Between October 1998 and August 2001, Congress has enacted emergency farm assistance legislation five times to increase farm spending.

The House and Senate farm bills would add at least $7.35 billion to spending for this year, and the Senate bill includes an additional $2.4 billion in disaster payments.

There could also be some other good news for the U.S. farm industry by way of increased trade with China.

According to USDA’s Economic Research Service, China’s admission to the World Trade Organization should boost the U.S. farm economy by about $800 million annually through 2009.

In addition, U.S. agricultural exports should increase by $1 billion per year.

U.S. Producers Losing Out on Sales to Cuba

On the subject of U.S. trade potential, more news has been released about the impact of the U.S. trade embargo that was imposed on Cuba more than forty years ago.

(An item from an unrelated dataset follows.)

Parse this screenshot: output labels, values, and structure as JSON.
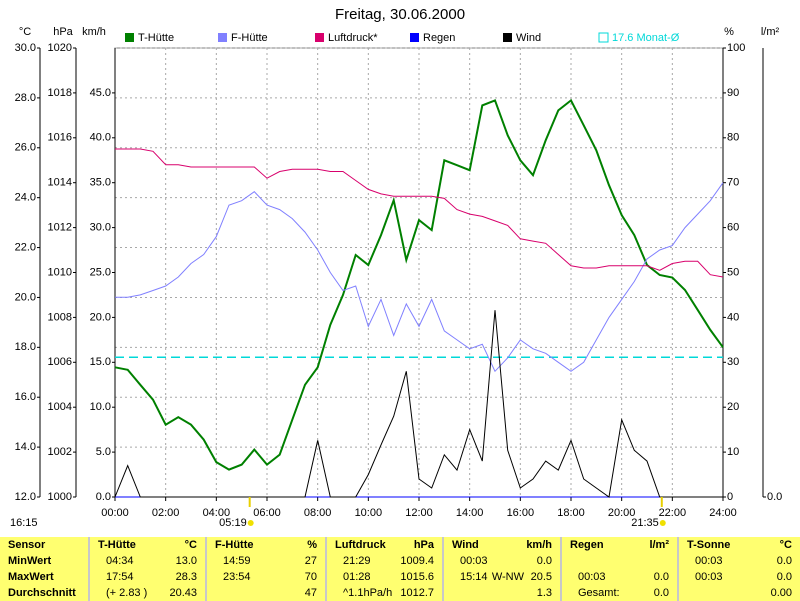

U.S. producers are losing up to $1.24 billion a year in potential export sales as a result of the economic sanctions that have been in place against Cuba, according to a report released by the Cuba Policy Foundation.

The report was prepared with the assistance of two Texas A&M agricultural economists and indicated that the overall U.S. economy is losing an additional $3.6 billion per year in related economic input as a result of the embargo.

Cuba has a population of just over 11 million, and its close proximity to the U.S. would mean lower transportation costs, providing an advantage for U.S. producers.

Although exports of food were exempted from the Cuba embargo in late 2000, no public or private U.S. financing was allowed for the sales. The Senate farm bill would overrule that prohibition and allow private financing.